Performance analysis of a solar desalination system operated by humidification–dehumidification technique

Abstract The humidification–dehumidification desalination system represents a thermal-based technology primarily intended for small-scale water desalination applications. It facilitates the production of distilled water from saline seawater at sub-boiling temperatures by employing low-grade heat sources, such as solar energy or waste heat, which are both readily available and characterized by low operational costs. This study aims to enhance the yield of distilled water from actual seawater (Suez Canal water) while simultaneously reducing production costs under the climatic conditions of Cairo, Egypt.
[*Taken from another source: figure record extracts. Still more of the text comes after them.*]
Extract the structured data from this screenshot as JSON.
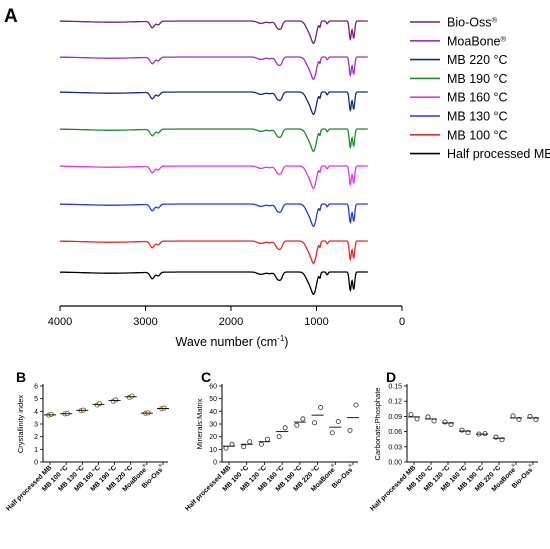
{
  "chart_data": [
    {
      "panel_label": "A",
      "type": "line",
      "xlabel_main": "Wave number (cm",
      "xlabel_sup": "-1",
      "xlabel_tail": ")",
      "xlim": [
        4000,
        0
      ],
      "x_ticks": [
        "4000",
        "3000",
        "2000",
        "1000",
        "0"
      ],
      "series": [
        {
          "name": "Bio-Oss",
          "sup": "®",
          "color": "#7b1f6e"
        },
        {
          "name": "MoaBone",
          "sup": "®",
          "color": "#9b2fc9"
        },
        {
          "name": "MB 220 °C",
          "sup": "",
          "color": "#1a2a78"
        },
        {
          "name": "MB 190 °C",
          "sup": "",
          "color": "#1f8a2a"
        },
        {
          "name": "MB 160 °C",
          "sup": "",
          "color": "#e535e0"
        },
        {
          "name": "MB 130 °C",
          "sup": "",
          "color": "#2b3ad8"
        },
        {
          "name": "MB 100 °C",
          "sup": "",
          "color": "#e02a2a"
        },
        {
          "name": "Half processed MB",
          "sup": "",
          "color": "#000000"
        }
      ]
    },
    {
      "panel_label": "B",
      "type": "scatter",
      "ylabel": "Crystallinity index",
      "ylim": [
        0,
        6
      ],
      "y_ticks": [
        "0",
        "1",
        "2",
        "3",
        "4",
        "5",
        "6"
      ],
      "categories": [
        {
          "name": "Half processed MB",
          "sup": ""
        },
        {
          "name": "MB 100 °C",
          "sup": ""
        },
        {
          "name": "MB 130 °C",
          "sup": ""
        },
        {
          "name": "MB 160 °C",
          "sup": ""
        },
        {
          "name": "MB 190 °C",
          "sup": ""
        },
        {
          "name": "MB 220 °C",
          "sup": ""
        },
        {
          "name": "MoaBone",
          "sup": "®"
        },
        {
          "name": "Bio-Oss",
          "sup": "®"
        }
      ],
      "points": [
        [
          3.7,
          3.75
        ],
        [
          3.8,
          3.82
        ],
        [
          4.05,
          4.1
        ],
        [
          4.5,
          4.6
        ],
        [
          4.8,
          4.9
        ],
        [
          5.1,
          5.2
        ],
        [
          3.85,
          3.88
        ],
        [
          4.2,
          4.25
        ]
      ],
      "means": [
        3.72,
        3.81,
        4.08,
        4.55,
        4.85,
        5.15,
        3.86,
        4.22
      ]
    },
    {
      "panel_label": "C",
      "type": "scatter",
      "ylabel": "Minerals:Matrix",
      "ylim": [
        0,
        60
      ],
      "y_ticks": [
        "0",
        "10",
        "20",
        "30",
        "40",
        "50",
        "60"
      ],
      "categories": [
        {
          "name": "Half processed MB",
          "sup": ""
        },
        {
          "name": "MB 100 °C",
          "sup": ""
        },
        {
          "name": "MB 130 °C",
          "sup": ""
        },
        {
          "name": "MB 160 °C",
          "sup": ""
        },
        {
          "name": "MB 190 °C",
          "sup": ""
        },
        {
          "name": "MB 220 °C",
          "sup": ""
        },
        {
          "name": "MoaBone",
          "sup": "®"
        },
        {
          "name": "Bio-Oss",
          "sup": "®"
        }
      ],
      "points": [
        [
          11,
          14
        ],
        [
          12,
          16
        ],
        [
          14,
          18
        ],
        [
          20,
          27
        ],
        [
          29,
          34
        ],
        [
          31,
          43
        ],
        [
          23,
          32
        ],
        [
          25,
          45
        ]
      ],
      "means": [
        12.5,
        14,
        16,
        24,
        31.5,
        37,
        27.5,
        35
      ]
    },
    {
      "panel_label": "D",
      "type": "scatter",
      "ylabel": "Carbonate:Phosphate",
      "ylim": [
        0,
        0.15
      ],
      "y_ticks": [
        "0.00",
        "0.03",
        "0.06",
        "0.09",
        "0.12",
        "0.15"
      ],
      "categories": [
        {
          "name": "Half processed MB",
          "sup": ""
        },
        {
          "name": "MB 100 °C",
          "sup": ""
        },
        {
          "name": "MB 130 °C",
          "sup": ""
        },
        {
          "name": "MB 160 °C",
          "sup": ""
        },
        {
          "name": "MB 190 °C",
          "sup": ""
        },
        {
          "name": "MB 220 °C",
          "sup": ""
        },
        {
          "name": "MoaBone",
          "sup": "®"
        },
        {
          "name": "Bio-Oss",
          "sup": "®"
        }
      ],
      "points": [
        [
          0.094,
          0.085
        ],
        [
          0.089,
          0.081
        ],
        [
          0.079,
          0.074
        ],
        [
          0.063,
          0.058
        ],
        [
          0.055,
          0.056
        ],
        [
          0.049,
          0.044
        ],
        [
          0.091,
          0.084
        ],
        [
          0.09,
          0.084
        ]
      ],
      "means": [
        0.089,
        0.085,
        0.077,
        0.061,
        0.055,
        0.047,
        0.087,
        0.087
      ]
    }
  ]
}
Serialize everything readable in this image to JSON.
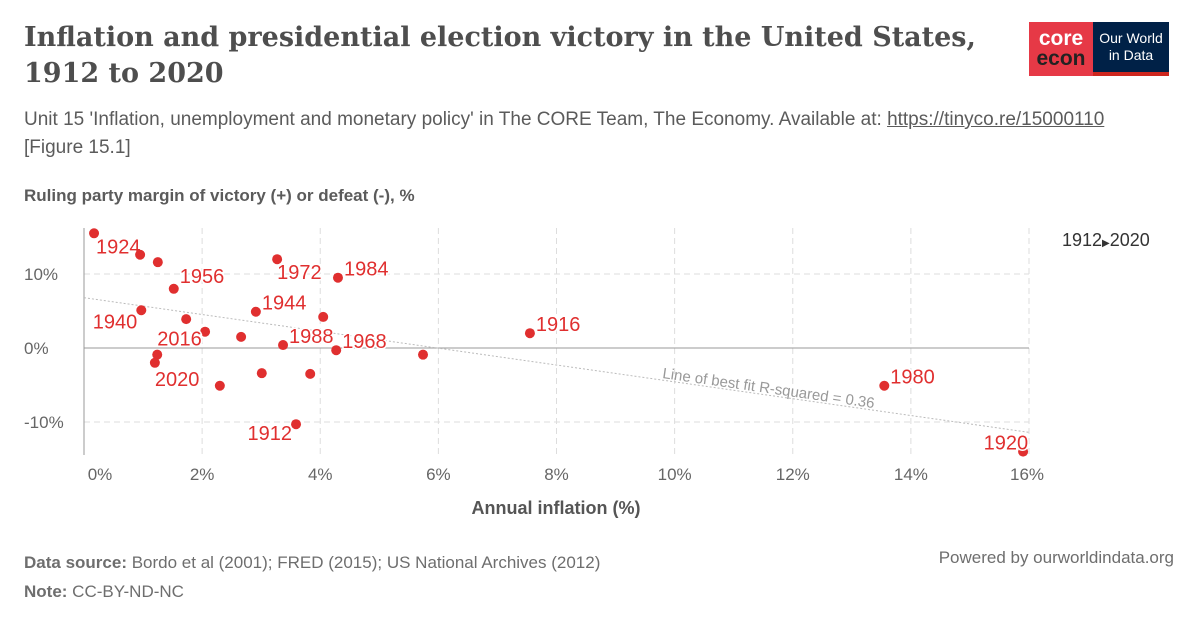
{
  "header": {
    "title": "Inflation and presidential election victory in the United States, 1912 to 2020",
    "subtitle": "Unit 15 'Inflation, unemployment and monetary policy' in The CORE Team, The Economy. Available at: ",
    "link": "https://tinyco.re/15000110",
    "figure": " [Figure 15.1]"
  },
  "logo": {
    "core": "core",
    "econ": "econ",
    "owid1": "Our World",
    "owid2": "in Data"
  },
  "timeline": {
    "start": "1912",
    "end": "2020"
  },
  "footer": {
    "source_label": "Data source:",
    "source": " Bordo et al (2001); FRED (2015); US National Archives (2012)",
    "note_label": "Note:",
    "note": " CC-BY-ND-NC",
    "powered": "Powered by ourworldindata.org"
  },
  "chart_data": {
    "type": "scatter",
    "ylabel": "Ruling party margin of victory (+) or defeat (-), %",
    "xlabel": "Annual inflation (%)",
    "xlim": [
      0,
      16
    ],
    "ylim": [
      -15,
      16
    ],
    "xticks": [
      "0%",
      "2%",
      "4%",
      "6%",
      "8%",
      "10%",
      "12%",
      "14%",
      "16%"
    ],
    "yticks": [
      "-10%",
      "0%",
      "10%"
    ],
    "grid": true,
    "color": "#e02f2f",
    "points": [
      {
        "x": 0.17,
        "y": 15.5,
        "label": "1924"
      },
      {
        "x": 0.95,
        "y": 12.6
      },
      {
        "x": 1.25,
        "y": 11.6
      },
      {
        "x": 1.52,
        "y": 8.0,
        "label": "1956"
      },
      {
        "x": 0.97,
        "y": 5.1,
        "label": "1940"
      },
      {
        "x": 1.73,
        "y": 3.9
      },
      {
        "x": 2.05,
        "y": 2.2
      },
      {
        "x": 2.91,
        "y": 4.9,
        "label": "1944"
      },
      {
        "x": 2.66,
        "y": 1.5
      },
      {
        "x": 3.27,
        "y": 12.0,
        "label": "1972"
      },
      {
        "x": 4.3,
        "y": 9.5,
        "label": "1984"
      },
      {
        "x": 4.05,
        "y": 4.2
      },
      {
        "x": 3.37,
        "y": 0.4,
        "label": "1988"
      },
      {
        "x": 4.27,
        "y": -0.3,
        "label": "1968"
      },
      {
        "x": 5.74,
        "y": -0.9
      },
      {
        "x": 1.24,
        "y": -0.9,
        "label": "2016"
      },
      {
        "x": 1.2,
        "y": -2.0,
        "label": "2020"
      },
      {
        "x": 3.01,
        "y": -3.4
      },
      {
        "x": 3.83,
        "y": -3.5
      },
      {
        "x": 2.3,
        "y": -5.1
      },
      {
        "x": 3.59,
        "y": -10.3,
        "label": "1912"
      },
      {
        "x": 7.55,
        "y": 2.0,
        "label": "1916"
      },
      {
        "x": 13.55,
        "y": -5.1,
        "label": "1980"
      },
      {
        "x": 15.9,
        "y": -14.0,
        "label": "1920"
      }
    ],
    "fit": {
      "label": "Line of best fit R-squared = 0.36",
      "x": [
        0,
        16
      ],
      "y": [
        6.8,
        -11.4
      ]
    }
  }
}
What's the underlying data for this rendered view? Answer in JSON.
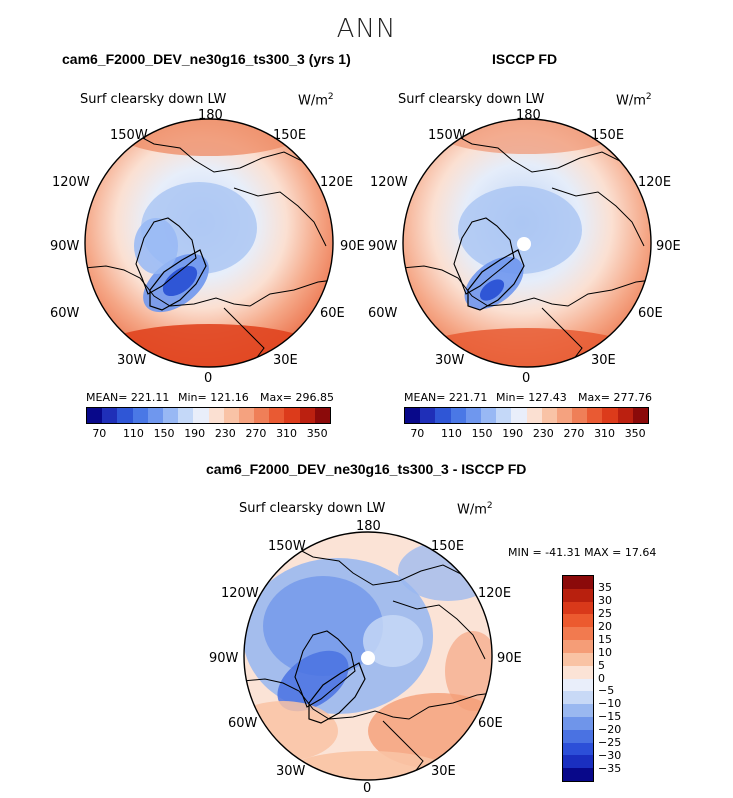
{
  "season": "ANN",
  "panels": [
    {
      "title": "cam6_F2000_DEV_ne30g16_ts300_3 (yrs 1)",
      "variable": "Surf clearsky down LW",
      "units_base": "W/m",
      "units_exp": "2",
      "stats": {
        "mean": "MEAN= 221.11",
        "min": "Min= 121.16",
        "max": "Max= 296.85"
      },
      "lon_labels": [
        "180",
        "150E",
        "120E",
        "90E",
        "60E",
        "30E",
        "0",
        "30W",
        "60W",
        "90W",
        "120W",
        "150W"
      ]
    },
    {
      "title": "ISCCP FD",
      "variable": "Surf clearsky down LW",
      "units_base": "W/m",
      "units_exp": "2",
      "stats": {
        "mean": "MEAN= 221.71",
        "min": "Min= 127.43",
        "max": "Max= 277.76"
      },
      "lon_labels": [
        "180",
        "150E",
        "120E",
        "90E",
        "60E",
        "30E",
        "0",
        "30W",
        "60W",
        "90W",
        "120W",
        "150W"
      ]
    },
    {
      "title": "cam6_F2000_DEV_ne30g16_ts300_3 - ISCCP FD",
      "variable": "Surf clearsky down LW",
      "units_base": "W/m",
      "units_exp": "2",
      "stats": {
        "minmax": "MIN = -41.31 MAX =  17.64"
      },
      "lon_labels": [
        "180",
        "150E",
        "120E",
        "90E",
        "60E",
        "30E",
        "0",
        "30W",
        "60W",
        "90W",
        "120W",
        "150W"
      ]
    }
  ],
  "colorbar_abs": {
    "colors": [
      "#08088a",
      "#1f2fb8",
      "#2f56d6",
      "#4a78e6",
      "#6f97ee",
      "#98b8f4",
      "#c4d8f8",
      "#e9eefa",
      "#fbe0d2",
      "#f9c3a6",
      "#f5a27f",
      "#ef7f58",
      "#e95a33",
      "#dc3b1b",
      "#bb2010",
      "#8b0a0a"
    ],
    "ticks": [
      "70",
      "110",
      "150",
      "190",
      "230",
      "270",
      "310",
      "350"
    ]
  },
  "colorbar_diff": {
    "colors": [
      "#8b0a0a",
      "#b8200e",
      "#d9391a",
      "#ec5a2f",
      "#f27a4f",
      "#f59d77",
      "#f9c3a4",
      "#fbe3d6",
      "#e9eefa",
      "#c8d9f6",
      "#9ab8f0",
      "#6f95ea",
      "#4a72e2",
      "#2c4fd8",
      "#1a2fc0",
      "#08088a"
    ],
    "ticks": [
      "35",
      "30",
      "25",
      "20",
      "15",
      "10",
      "5",
      "0",
      "−5",
      "−10",
      "−15",
      "−20",
      "−25",
      "−30",
      "−35"
    ]
  }
}
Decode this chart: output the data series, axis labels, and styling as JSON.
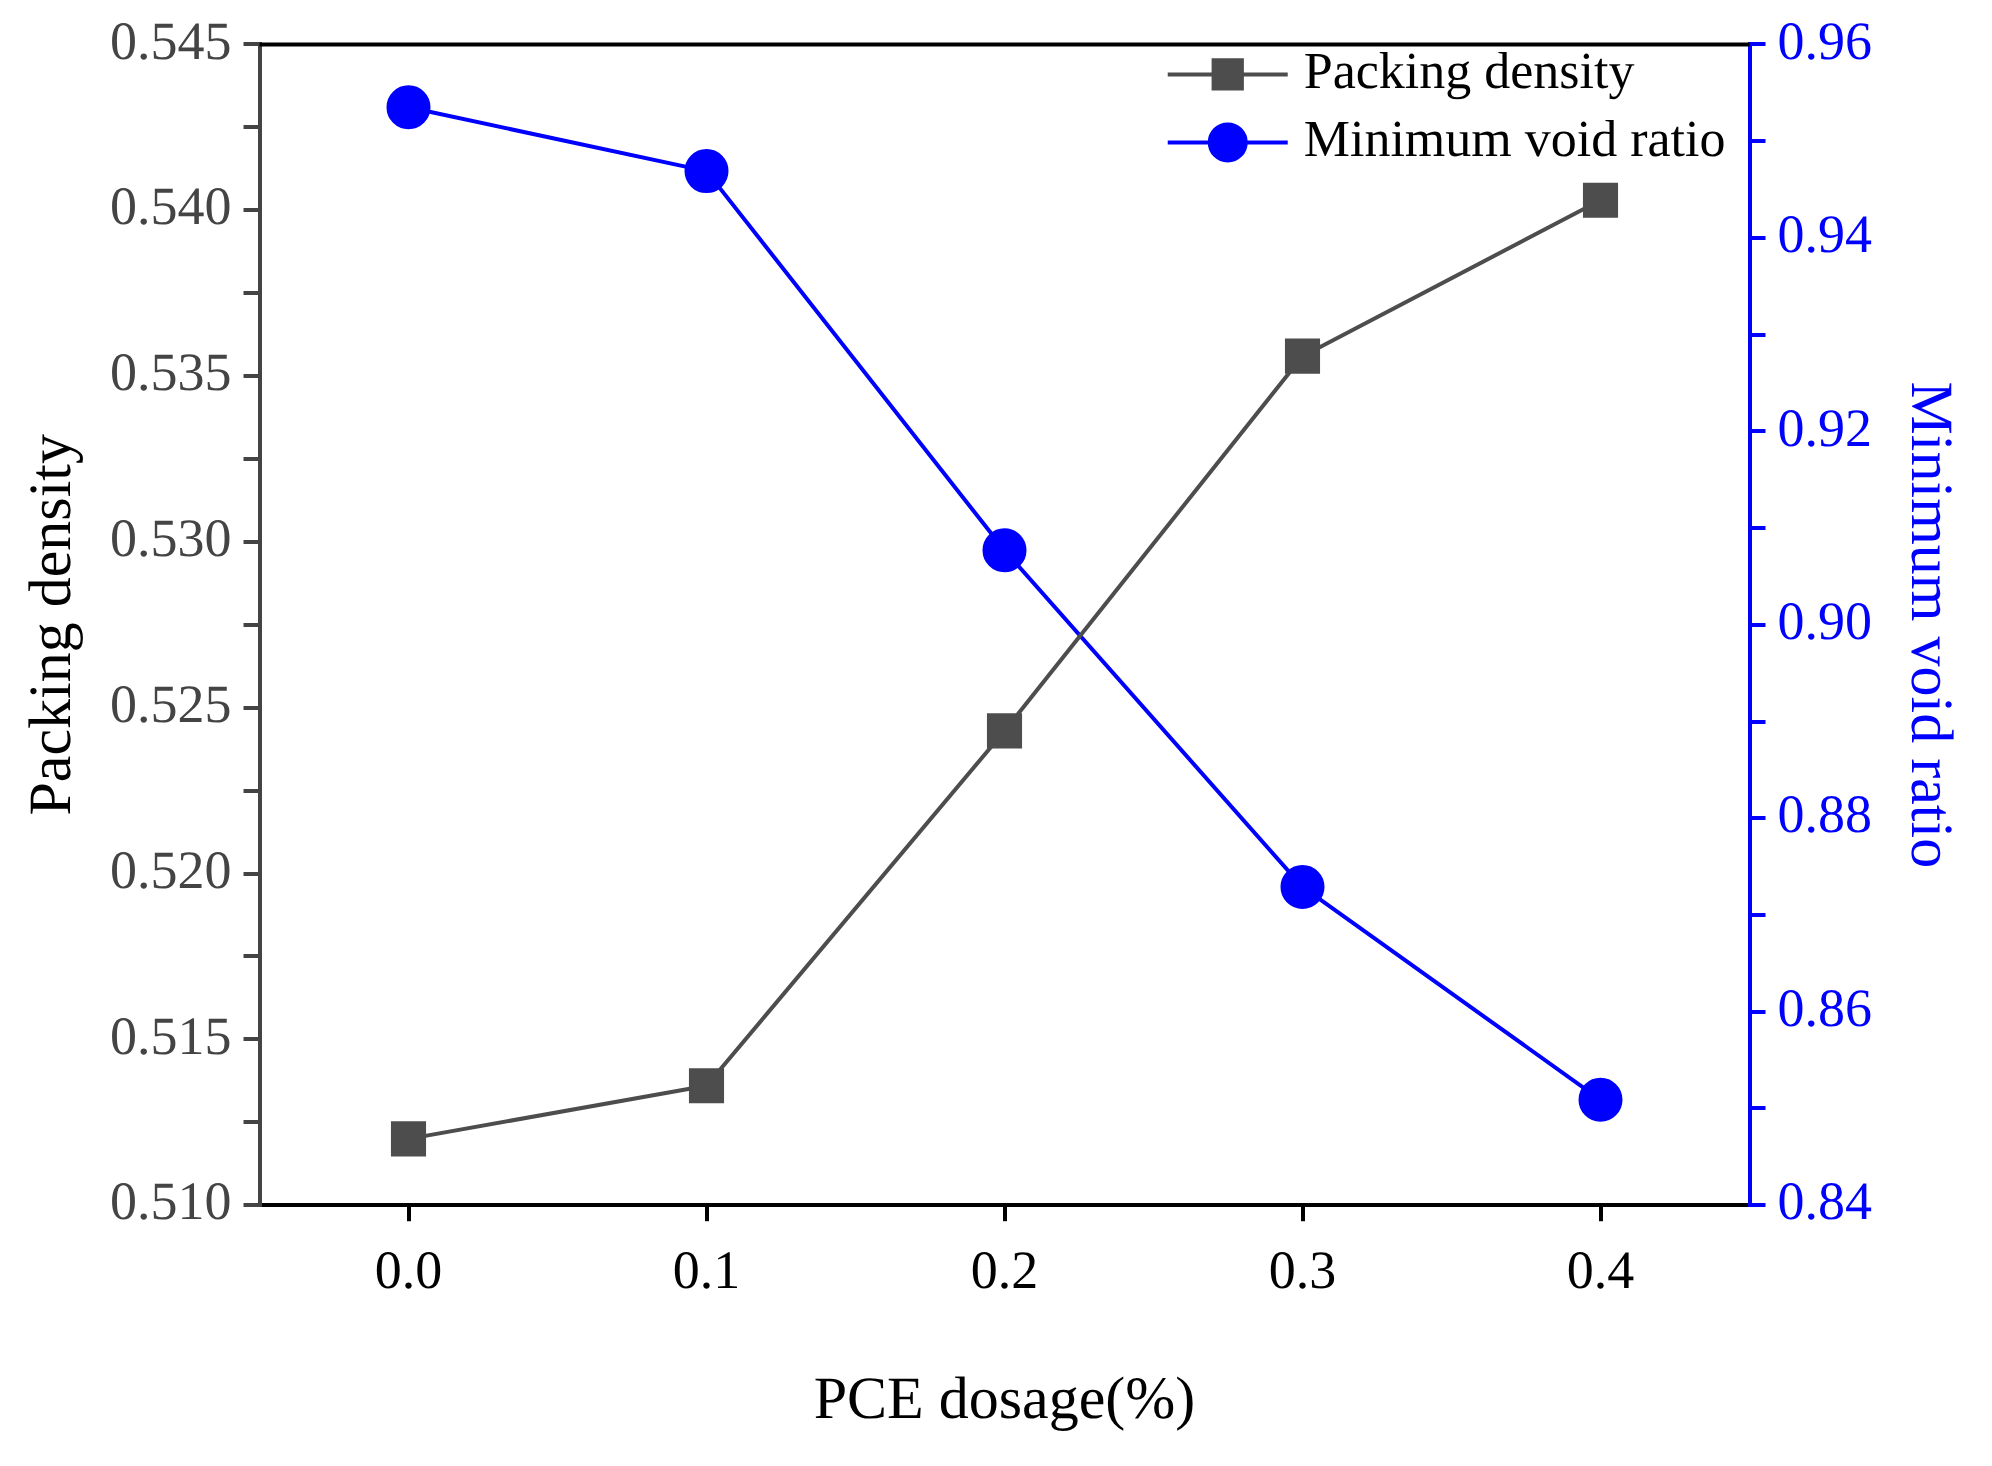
{
  "chart_data": {
    "type": "line",
    "xlabel": "PCE dosage(%)",
    "ylabel": "Packing density",
    "y2label": "Minimum void ratio",
    "x": [
      0,
      0.1,
      0.2,
      0.3,
      0.4
    ],
    "series": [
      {
        "name": "Packing density",
        "color": "#4d4d4d",
        "marker": "square",
        "values": [
          0.512,
          0.5136,
          0.5243,
          0.5356,
          0.5403
        ]
      },
      {
        "name": "Minimum void ratio",
        "color": "#0000ff",
        "marker": "circle",
        "axis": "y2",
        "values": [
          0.9535,
          0.9469,
          0.9077,
          0.8729,
          0.8509
        ]
      }
    ],
    "xlim": [
      -0.05,
      0.45
    ],
    "xticks": [
      {
        "value": 0,
        "label": "0.0"
      },
      {
        "value": 0.1,
        "label": "0.1"
      },
      {
        "value": 0.2,
        "label": "0.2"
      },
      {
        "value": 0.3,
        "label": "0.3"
      },
      {
        "value": 0.4,
        "label": "0.4"
      }
    ],
    "ylim": [
      0.51,
      0.545
    ],
    "yticks": [
      {
        "value": 0.51,
        "label": "0.510"
      },
      {
        "value": 0.5125,
        "label": null
      },
      {
        "value": 0.515,
        "label": "0.515"
      },
      {
        "value": 0.5175,
        "label": null
      },
      {
        "value": 0.52,
        "label": "0.520"
      },
      {
        "value": 0.5225,
        "label": null
      },
      {
        "value": 0.525,
        "label": "0.525"
      },
      {
        "value": 0.5275,
        "label": null
      },
      {
        "value": 0.53,
        "label": "0.530"
      },
      {
        "value": 0.5325,
        "label": null
      },
      {
        "value": 0.535,
        "label": "0.535"
      },
      {
        "value": 0.5375,
        "label": null
      },
      {
        "value": 0.54,
        "label": "0.540"
      },
      {
        "value": 0.5425,
        "label": null
      },
      {
        "value": 0.545,
        "label": "0.545"
      }
    ],
    "y2lim": [
      0.84,
      0.96
    ],
    "y2ticks": [
      {
        "value": 0.84,
        "label": "0.84"
      },
      {
        "value": 0.85,
        "label": null
      },
      {
        "value": 0.86,
        "label": "0.86"
      },
      {
        "value": 0.87,
        "label": null
      },
      {
        "value": 0.88,
        "label": "0.88"
      },
      {
        "value": 0.89,
        "label": null
      },
      {
        "value": 0.9,
        "label": "0.90"
      },
      {
        "value": 0.91,
        "label": null
      },
      {
        "value": 0.92,
        "label": "0.92"
      },
      {
        "value": 0.93,
        "label": null
      },
      {
        "value": 0.94,
        "label": "0.94"
      },
      {
        "value": 0.95,
        "label": null
      },
      {
        "value": 0.96,
        "label": "0.96"
      }
    ],
    "grid": false,
    "legend": "top right",
    "line_style": "solid"
  }
}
To achieve this, an experimental, economic, and environmental evaluation was conducted on a closed-air open-water humidification–dehumidification desalination system, which is recognized for its superior energy efficiency. The pilot plant was constructed, and experimental trials were performed during the months of February and March. The investigation focused on assessing the effects of varying the seawater mass flow rate for a range of 0.39–0.63 kg/s and the air velocity during daytime operation hours. A constant flow of city water was supplied to the dehumidifier coil to condense the water vapor from the moist air. System performance was monitored from 9 AM to 5 PM daily. The findings indicate that the maximum distilled water production reached 17.04 kg/day at a seawater flow rate of 0.63 kg/s and an air velocity of 13.2 m/s. The estimated cost of distilled water production was approximately 0.017 $ per liter, while the CO 2 emission was reduced by 6 tons annually for the same amount of distilled water.